Doc Ball had a huge influence on promoting surfing in California and world wide during the 1930’s and 1940’s because of his over 900 photographs and thousands of feet of 16mm film that he shot in and out of the water of the top surfers and innovators of that time such as Tom Blake, Hoppy Swartz, Pete Peterson and Duke Kahanamoku.
Legendary surfer, shaper and filmmaker Greg Noll explains Doc’s influence on surfing and his friendship with Doc Ball. Jack "Woody" Eckstrom describes the process of shooting shots from the water using Doc's water box.
The Life Story of Doc Ball is directed and produced by Carl Ackerman who also made Shaping 101 with John Carper of JC Hawaii that sold world wide for many years.
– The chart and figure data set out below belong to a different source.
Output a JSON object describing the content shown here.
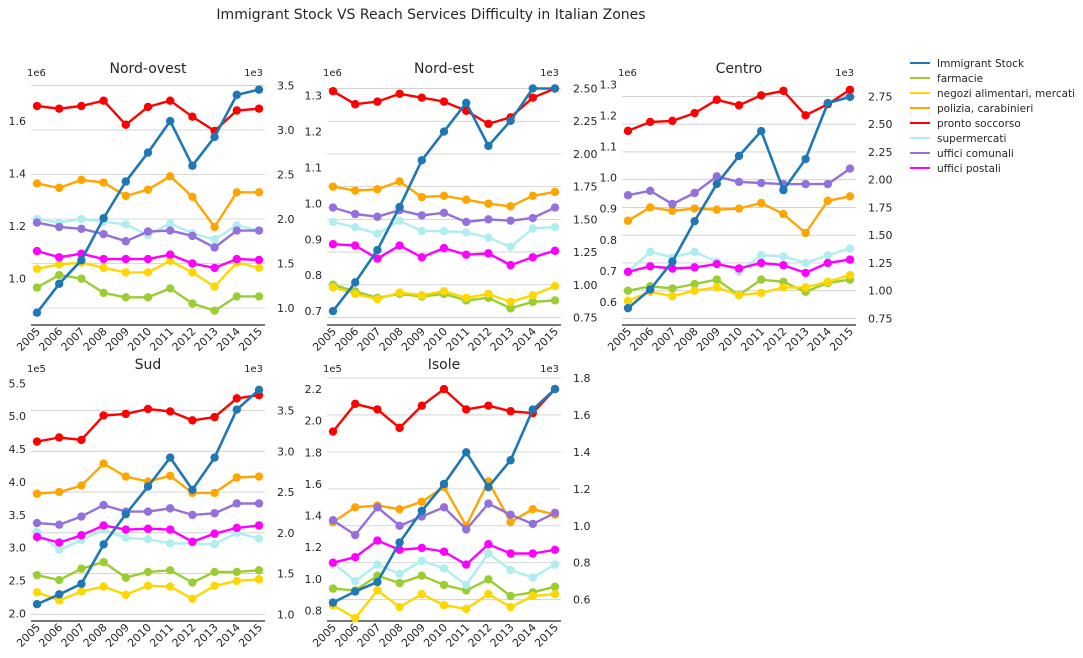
{
  "colors": {
    "Immigrant Stock": "#1f77b4",
    "farmacie": "#9acd32",
    "negozi alimentari, mercati": "#ffd700",
    "polizia, carabinieri": "#ffa500",
    "pronto soccorso": "#ff0000",
    "supermercati": "#afeeee",
    "uffici comunali": "#9370db",
    "uffici postali": "#ff00ff"
  },
  "chart_data": {
    "type": "line",
    "title": "Immigrant Stock VS Reach Services Difficulty in Italian Zones",
    "legend_position": "right",
    "legend": [
      "Immigrant Stock",
      "farmacie",
      "negozi alimentari, mercati",
      "polizia, carabinieri",
      "pronto soccorso",
      "supermercati",
      "uffici comunali",
      "uffici postali"
    ],
    "grid": "horizontal, right axis",
    "x": [
      "2005",
      "2006",
      "2007",
      "2008",
      "2009",
      "2010",
      "2011",
      "2012",
      "2013",
      "2014",
      "2015"
    ],
    "panels": [
      {
        "title": "Nord-ovest",
        "left_exponent": "1e6",
        "right_exponent": "1e3",
        "left_ticks": [
          "1.0",
          "1.2",
          "1.4",
          "1.6"
        ],
        "right_ticks": [
          "1.0",
          "1.5",
          "2.0",
          "2.5",
          "3.0",
          "3.5"
        ],
        "left_ylim": [
          0.827,
          1.749
        ],
        "right_ylim": [
          0.82,
          3.54
        ],
        "immigrant_stock": [
          0.87,
          0.98,
          1.07,
          1.23,
          1.37,
          1.48,
          1.6,
          1.43,
          1.54,
          1.7,
          1.72
        ],
        "series": [
          {
            "name": "farmacie",
            "values": [
              1.23,
              1.37,
              1.33,
              1.17,
              1.12,
              1.12,
              1.22,
              1.05,
              0.97,
              1.13,
              1.13
            ]
          },
          {
            "name": "negozi alimentari, mercati",
            "values": [
              1.44,
              1.49,
              1.51,
              1.45,
              1.4,
              1.4,
              1.53,
              1.4,
              1.24,
              1.51,
              1.45
            ]
          },
          {
            "name": "polizia, carabinieri",
            "values": [
              2.4,
              2.35,
              2.44,
              2.41,
              2.26,
              2.33,
              2.48,
              2.25,
              1.91,
              2.3,
              2.3
            ]
          },
          {
            "name": "pronto soccorso",
            "values": [
              3.27,
              3.24,
              3.27,
              3.33,
              3.06,
              3.26,
              3.33,
              3.15,
              2.99,
              3.22,
              3.24
            ]
          },
          {
            "name": "supermercati",
            "values": [
              2.0,
              1.96,
              2.0,
              1.97,
              1.94,
              1.82,
              1.95,
              1.84,
              1.77,
              1.93,
              1.87
            ]
          },
          {
            "name": "uffici comunali",
            "values": [
              1.96,
              1.91,
              1.89,
              1.83,
              1.75,
              1.86,
              1.87,
              1.81,
              1.68,
              1.87,
              1.87
            ]
          },
          {
            "name": "uffici postali",
            "values": [
              1.64,
              1.57,
              1.61,
              1.55,
              1.55,
              1.55,
              1.6,
              1.5,
              1.45,
              1.55,
              1.54
            ]
          }
        ]
      },
      {
        "title": "Nord-est",
        "left_exponent": "1e6",
        "right_exponent": "1e3",
        "left_ticks": [
          "0.7",
          "0.8",
          "0.9",
          "1.0",
          "1.1",
          "1.2",
          "1.3"
        ],
        "right_ticks": [
          "0.75",
          "1.00",
          "1.25",
          "1.50",
          "1.75",
          "2.00",
          "2.25",
          "2.50"
        ],
        "left_ylim": [
          0.664,
          1.338
        ],
        "right_ylim": [
          0.7,
          2.55
        ],
        "immigrant_stock": [
          0.7,
          0.78,
          0.87,
          0.99,
          1.12,
          1.2,
          1.28,
          1.16,
          1.23,
          1.32,
          1.32
        ],
        "series": [
          {
            "name": "farmacie",
            "values": [
              1.0,
              0.95,
              0.9,
              0.93,
              0.91,
              0.93,
              0.88,
              0.9,
              0.82,
              0.87,
              0.88
            ]
          },
          {
            "name": "negozi alimentari, mercati",
            "values": [
              0.98,
              0.93,
              0.89,
              0.94,
              0.92,
              0.95,
              0.9,
              0.93,
              0.87,
              0.92,
              0.99
            ]
          },
          {
            "name": "polizia, carabinieri",
            "values": [
              1.75,
              1.72,
              1.73,
              1.79,
              1.67,
              1.68,
              1.65,
              1.62,
              1.6,
              1.68,
              1.71
            ]
          },
          {
            "name": "pronto soccorso",
            "values": [
              2.48,
              2.38,
              2.4,
              2.46,
              2.43,
              2.4,
              2.33,
              2.23,
              2.28,
              2.43,
              2.5
            ]
          },
          {
            "name": "supermercati",
            "values": [
              1.48,
              1.44,
              1.39,
              1.49,
              1.41,
              1.41,
              1.4,
              1.36,
              1.29,
              1.43,
              1.44
            ]
          },
          {
            "name": "uffici comunali",
            "values": [
              1.59,
              1.54,
              1.52,
              1.57,
              1.53,
              1.55,
              1.48,
              1.5,
              1.49,
              1.51,
              1.59
            ]
          },
          {
            "name": "uffici postali",
            "values": [
              1.31,
              1.3,
              1.2,
              1.3,
              1.21,
              1.28,
              1.23,
              1.24,
              1.15,
              1.21,
              1.26
            ]
          }
        ]
      },
      {
        "title": "Centro",
        "left_exponent": "1e6",
        "right_exponent": "1e3",
        "left_ticks": [
          "0.6",
          "0.7",
          "0.8",
          "0.9",
          "1.0",
          "1.1",
          "1.2",
          "1.3"
        ],
        "right_ticks": [
          "0.75",
          "1.00",
          "1.25",
          "1.50",
          "1.75",
          "2.00",
          "2.25",
          "2.50",
          "2.75"
        ],
        "left_ylim": [
          0.529,
          1.308
        ],
        "right_ylim": [
          0.7,
          2.88
        ],
        "immigrant_stock": [
          0.58,
          0.64,
          0.73,
          0.86,
          0.98,
          1.07,
          1.15,
          0.96,
          1.06,
          1.24,
          1.26
        ],
        "series": [
          {
            "name": "farmacie",
            "values": [
              1.0,
              1.04,
              1.02,
              1.06,
              1.1,
              0.96,
              1.1,
              1.08,
              0.99,
              1.07,
              1.1
            ]
          },
          {
            "name": "negozi alimentari, mercati",
            "values": [
              0.91,
              0.99,
              0.95,
              1.0,
              1.03,
              0.96,
              0.98,
              1.03,
              1.03,
              1.08,
              1.14
            ]
          },
          {
            "name": "polizia, carabinieri",
            "values": [
              1.63,
              1.75,
              1.72,
              1.74,
              1.73,
              1.74,
              1.79,
              1.69,
              1.52,
              1.81,
              1.85
            ]
          },
          {
            "name": "pronto soccorso",
            "values": [
              2.44,
              2.52,
              2.53,
              2.6,
              2.72,
              2.67,
              2.76,
              2.8,
              2.58,
              2.68,
              2.81
            ]
          },
          {
            "name": "supermercati",
            "values": [
              1.17,
              1.35,
              1.3,
              1.35,
              1.26,
              1.17,
              1.32,
              1.31,
              1.25,
              1.32,
              1.38
            ]
          },
          {
            "name": "uffici comunali",
            "values": [
              1.86,
              1.9,
              1.78,
              1.88,
              2.03,
              1.98,
              1.97,
              1.96,
              1.96,
              1.96,
              2.1
            ]
          },
          {
            "name": "uffici postali",
            "values": [
              1.17,
              1.22,
              1.2,
              1.21,
              1.24,
              1.2,
              1.25,
              1.23,
              1.16,
              1.25,
              1.28
            ]
          }
        ]
      },
      {
        "title": "Sud",
        "left_exponent": "1e5",
        "right_exponent": "1e3",
        "left_ticks": [
          "2.0",
          "2.5",
          "3.0",
          "3.5",
          "4.0",
          "4.5",
          "5.0",
          "5.5"
        ],
        "right_ticks": [
          "1.0",
          "1.5",
          "2.0",
          "2.5",
          "3.0",
          "3.5"
        ],
        "left_ylim": [
          1.9,
          5.58
        ],
        "right_ylim": [
          0.93,
          3.9
        ],
        "immigrant_stock": [
          2.14,
          2.29,
          2.45,
          3.05,
          3.51,
          3.93,
          4.37,
          3.88,
          4.37,
          5.1,
          5.4
        ],
        "series": [
          {
            "name": "farmacie",
            "values": [
              1.48,
              1.42,
              1.56,
              1.64,
              1.45,
              1.52,
              1.54,
              1.39,
              1.52,
              1.52,
              1.54
            ]
          },
          {
            "name": "negozi alimentari, mercati",
            "values": [
              1.27,
              1.17,
              1.28,
              1.34,
              1.24,
              1.35,
              1.34,
              1.19,
              1.35,
              1.41,
              1.43
            ]
          },
          {
            "name": "polizia, carabinieri",
            "values": [
              2.48,
              2.5,
              2.58,
              2.85,
              2.69,
              2.63,
              2.7,
              2.49,
              2.49,
              2.68,
              2.69
            ]
          },
          {
            "name": "pronto soccorso",
            "values": [
              3.12,
              3.17,
              3.14,
              3.44,
              3.46,
              3.52,
              3.49,
              3.38,
              3.42,
              3.65,
              3.69
            ]
          },
          {
            "name": "supermercati",
            "values": [
              2.01,
              1.79,
              1.91,
              2.04,
              1.94,
              1.92,
              1.87,
              1.87,
              1.86,
              2.0,
              1.93
            ]
          },
          {
            "name": "uffici comunali",
            "values": [
              2.12,
              2.1,
              2.2,
              2.34,
              2.26,
              2.26,
              2.3,
              2.22,
              2.24,
              2.36,
              2.36
            ]
          },
          {
            "name": "uffici postali",
            "values": [
              1.95,
              1.88,
              1.97,
              2.09,
              2.04,
              2.05,
              2.04,
              1.89,
              1.99,
              2.06,
              2.09
            ]
          }
        ]
      },
      {
        "title": "Isole",
        "left_exponent": "1e5",
        "right_exponent": "1e3",
        "left_ticks": [
          "0.8",
          "1.0",
          "1.2",
          "1.4",
          "1.6",
          "1.8",
          "2.0",
          "2.2"
        ],
        "right_ticks": [
          "0.6",
          "0.8",
          "1.0",
          "1.2",
          "1.4",
          "1.6",
          "1.8"
        ],
        "left_ylim": [
          0.74,
          2.27
        ],
        "right_ylim": [
          0.49,
          1.8
        ],
        "immigrant_stock": [
          0.85,
          0.92,
          0.98,
          1.23,
          1.43,
          1.6,
          1.8,
          1.58,
          1.75,
          2.07,
          2.2
        ],
        "series": [
          {
            "name": "farmacie",
            "values": [
              0.66,
              0.65,
              0.73,
              0.69,
              0.73,
              0.68,
              0.65,
              0.71,
              0.62,
              0.64,
              0.67
            ]
          },
          {
            "name": "negozi alimentari, mercati",
            "values": [
              0.57,
              0.5,
              0.65,
              0.56,
              0.63,
              0.57,
              0.55,
              0.63,
              0.56,
              0.62,
              0.63
            ]
          },
          {
            "name": "polizia, carabinieri",
            "values": [
              1.02,
              1.1,
              1.11,
              1.09,
              1.13,
              1.21,
              1.0,
              1.24,
              1.02,
              1.09,
              1.06
            ]
          },
          {
            "name": "pronto soccorso",
            "values": [
              1.51,
              1.66,
              1.63,
              1.53,
              1.65,
              1.74,
              1.63,
              1.65,
              1.62,
              1.61,
              1.74
            ]
          },
          {
            "name": "supermercati",
            "values": [
              0.8,
              0.7,
              0.79,
              0.74,
              0.81,
              0.77,
              0.68,
              0.85,
              0.76,
              0.72,
              0.79
            ]
          },
          {
            "name": "uffici comunali",
            "values": [
              1.03,
              0.95,
              1.1,
              1.0,
              1.05,
              1.1,
              0.98,
              1.12,
              1.06,
              1.01,
              1.07
            ]
          },
          {
            "name": "uffici postali",
            "values": [
              0.8,
              0.83,
              0.92,
              0.87,
              0.88,
              0.86,
              0.79,
              0.9,
              0.85,
              0.85,
              0.87
            ]
          }
        ]
      }
    ]
  }
}
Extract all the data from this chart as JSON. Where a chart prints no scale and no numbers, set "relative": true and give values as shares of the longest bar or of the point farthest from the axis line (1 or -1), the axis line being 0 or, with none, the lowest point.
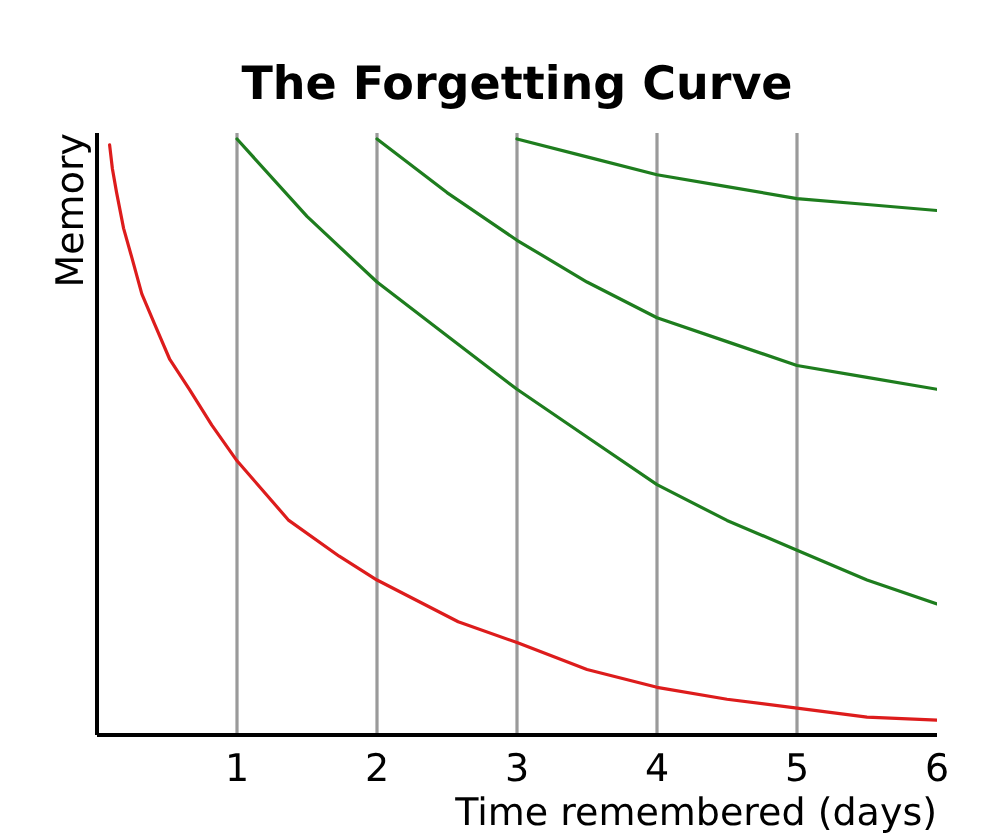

The film is written and co-produced by Malcolm Gault Williams who has been writing books and articles independently and for surf magazines for over 25 years.
Our intent has been to make a film honoring the legacy of surfing's first dedicated surf photographer who, more than anyone, helped popularize surfing during its early years as an emerging international sport.
It is our hope that through our efforts, Doc's story will be viewed, appreciated and enjoyed by viewers interested in how surfing began in the United States; what surfing was like before and after World War II; and the story of a man who played such a large role in popularizing the sport worldwide.